The UK’s electricity markets are currently integrated into those of the EU, with common rules governing their operation. Significant cross-border flows of electricity take place between continental Europe and Great Britain; between Great Britain and the island of Ireland; and between Northern Ireland and Ireland. These flows, and the domestic markets, are currently governed through EU legislation relevant to the functioning of the EU’s Internal Energy Market.
The Northern Ireland electricity market is separate from Great Britain and different considerations apply. Northern Ireland shares a wholesale electricity market with Ireland, the all-island Single Electricity Market (SEM), an example of North-South cooperation that has benefited consumers and the economies of Northern Ireland and Ireland.
The Single Electricity Market involves significant cross-border flows of power between Ireland and Northern Ireland and operates within the framework of common EU rules on electricity markets.
The likely outcomes if there is no deal, according to BEIS:
- European energy law, including the EU Renewable Energy Directive, will no longer apply to the UK and the UK’s electricity markets will be decoupled from the Internal Energy Market.
- The Single Electricity Market may be unable to continue, and the Northern Ireland market would become separated from that of Ireland and have no legal basis.
- There will be implications for trade between the UK and the Single Electricity Market through interconnectors.
- Separate Ireland and Northern Ireland markets will be less efficient, with potential effects for producers and consumers on both sides of the border.

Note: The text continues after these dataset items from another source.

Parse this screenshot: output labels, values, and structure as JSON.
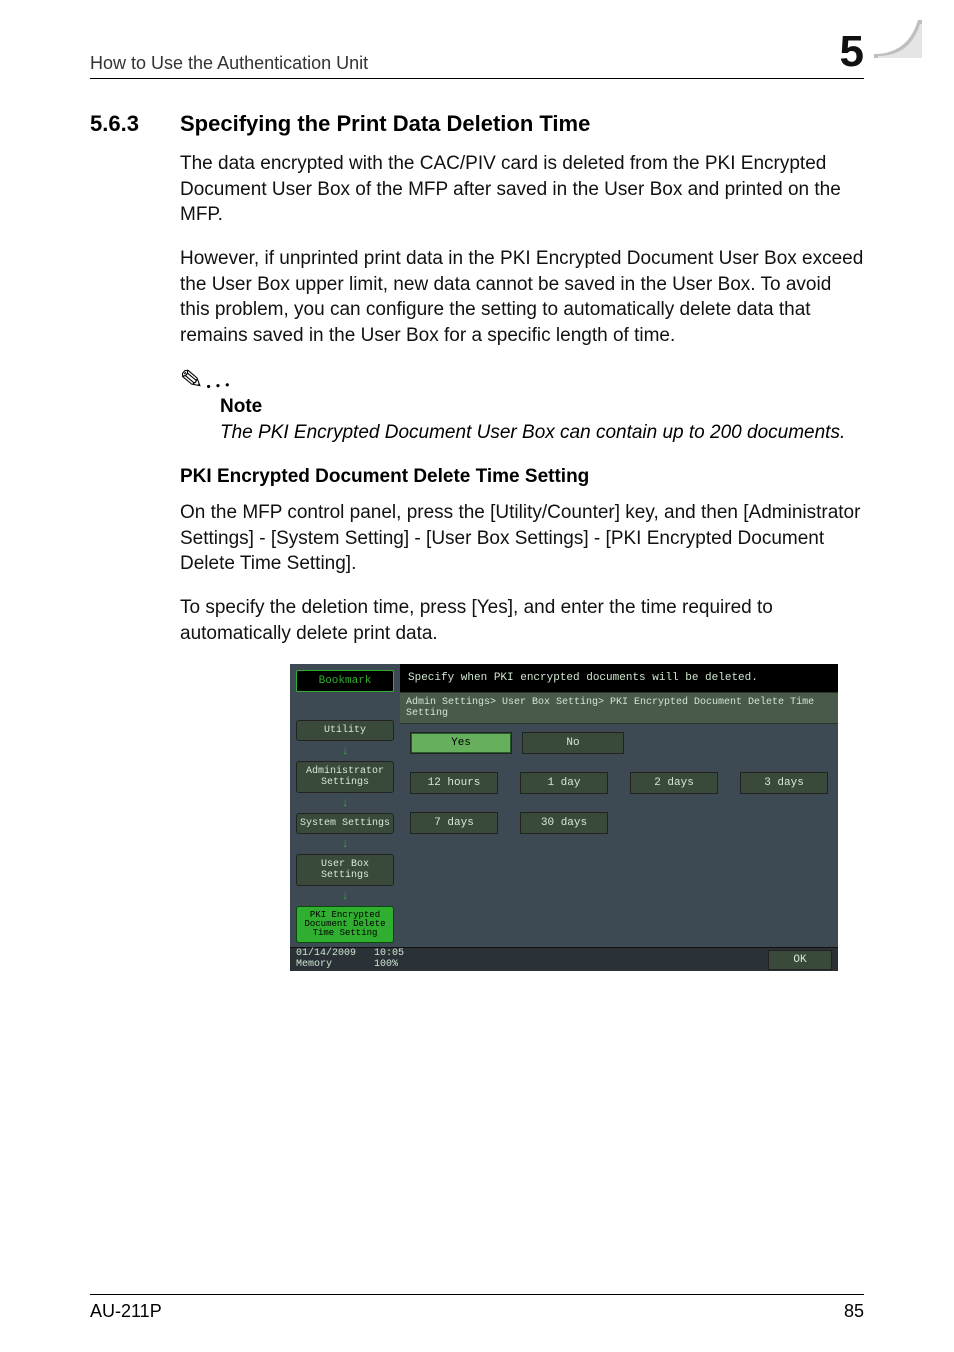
{
  "header": {
    "left": "How to Use the Authentication Unit",
    "chapter": "5"
  },
  "section": {
    "num": "5.6.3",
    "title": "Specifying the Print Data Deletion Time"
  },
  "para1": "The data encrypted with the CAC/PIV card is deleted from the PKI Encrypted Document User Box of the MFP after saved in the User Box and printed on the MFP.",
  "para2": "However, if unprinted print data in the PKI Encrypted Document User Box exceed the User Box upper limit, new data cannot be saved in the User Box. To avoid this problem, you can configure the setting to automatically delete data that remains saved in the User Box for a specific length of time.",
  "note": {
    "icon": "✎…",
    "label": "Note",
    "text": "The PKI Encrypted Document User Box can contain up to 200 documents."
  },
  "sub_heading": "PKI Encrypted Document Delete Time Setting",
  "para3": "On the MFP control panel, press the [Utility/Counter] key, and then [Administrator Settings] - [System Setting] - [User Box Settings] - [PKI Encrypted Document Delete Time Setting].",
  "para4": "To specify the deletion time, press [Yes], and enter the time required to automatically delete print data.",
  "panel": {
    "instruction": "Specify when PKI encrypted documents will be deleted.",
    "breadcrumb": "Admin Settings> User Box Setting> PKI Encrypted Document Delete Time Setting",
    "yes": "Yes",
    "no": "No",
    "options_row1": [
      "12 hours",
      "1 day",
      "2 days",
      "3 days"
    ],
    "options_row2": [
      "7 days",
      "30 days"
    ],
    "left_nav": {
      "bookmark": "Bookmark",
      "items": [
        "Utility",
        "Administrator\nSettings",
        "System Settings",
        "User Box\nSettings",
        "PKI Encrypted\nDocument Delete\nTime Setting"
      ]
    },
    "bottom": {
      "date": "01/14/2009",
      "time": "10:05",
      "mem_label": "Memory",
      "mem_value": "100%",
      "ok": "OK"
    }
  },
  "footer": {
    "left": "AU-211P",
    "right": "85"
  }
}
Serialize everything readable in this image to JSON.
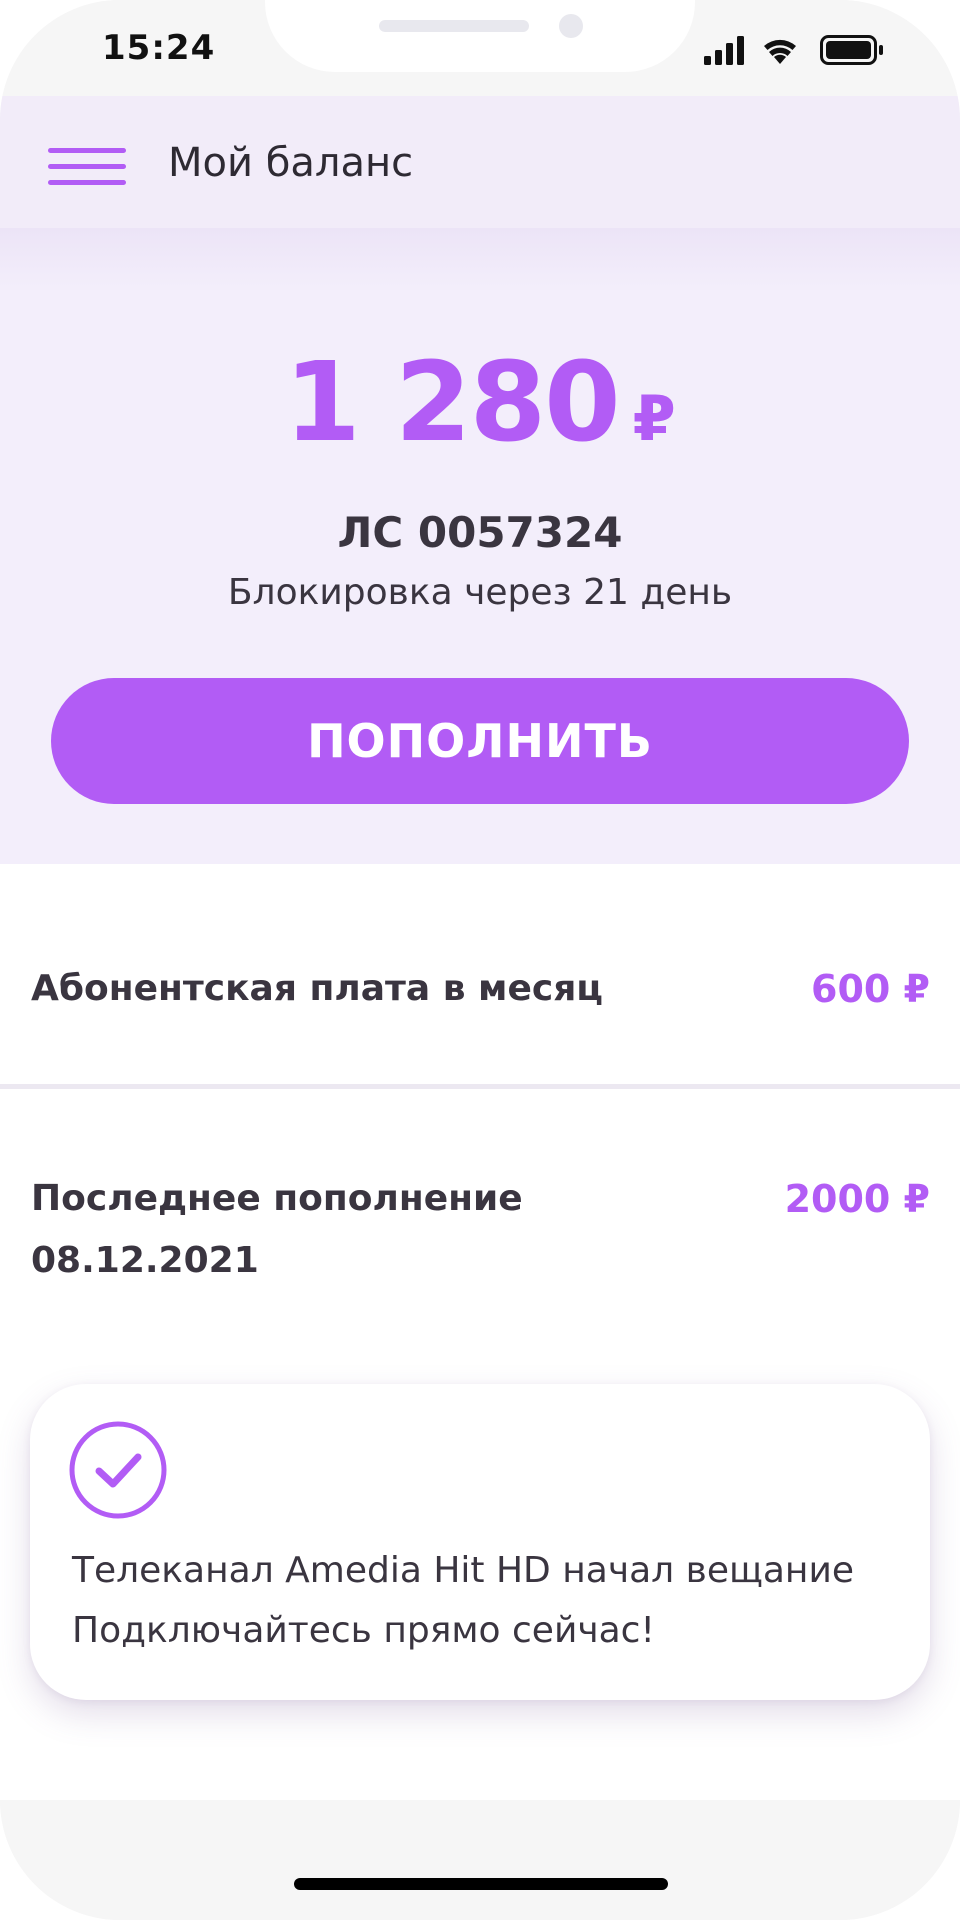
{
  "status_bar": {
    "time": "15:24",
    "icons": [
      "signal-icon",
      "wifi-icon",
      "battery-icon"
    ]
  },
  "header": {
    "menu_icon": "hamburger-menu-icon",
    "title": "Мой баланс"
  },
  "balance": {
    "amount": "1 280",
    "currency": "₽",
    "account": "ЛС 0057324",
    "block_notice": "Блокировка через 21 день",
    "topup_label": "ПОПОЛНИТЬ"
  },
  "rows": [
    {
      "label": "Абонентская плата в месяц",
      "value": "600 ₽"
    },
    {
      "label": "Последнее пополнение",
      "date": "08.12.2021",
      "value": "2000 ₽"
    }
  ],
  "notice": {
    "icon": "check-circle-icon",
    "line1": "Телеканал Amedia Hit HD начал вещание",
    "line2": "Подключайтесь прямо сейчас!"
  },
  "colors": {
    "accent": "#b25cf5",
    "panel_bg": "#f3eefb",
    "text": "#3a3540"
  }
}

- Cross-border flows across electricity interconnectors will no longer be governed by EU legislation and new trading arrangements will be needed for trade and cross-border cooperation in operating the electricity system.
What’s the effect on meeting climate change goals?
Research from the University of Sheffield highlight that, because the UK has been a key player in securing EU climate regulations, and stronger environmental regulations, Brexit may affect the ability of both the UK and the EU in meeting the goals of the Paris Agreement, let alone Net Zero.
Without the presence of the UK, and with relations between the UK and EU strained, there is an opportunity for climate science denying governments to take more influence, such as Poland, the Czech Republic, and Hungary. Further, with the UK wishing to strike deals with the US, it may follow its lead in withdrawing from the Paris Agreement.
And on Carbon Pricing?
The UK would drop out of the EU Emissions Trading System (EU ETS), and BEIS would replace it with a fixed rate “Carbon Emissions Tax”. This would be set initially at £16 per tonne meaning that, coupled with the Carbon Price Support levied on the power generation sector, the effective price is £34 per tonne. The new arrangements would make use of EU ETS mechanisms to smooth the transition. However, the new tax will not cover aviation, a growing source of emissions.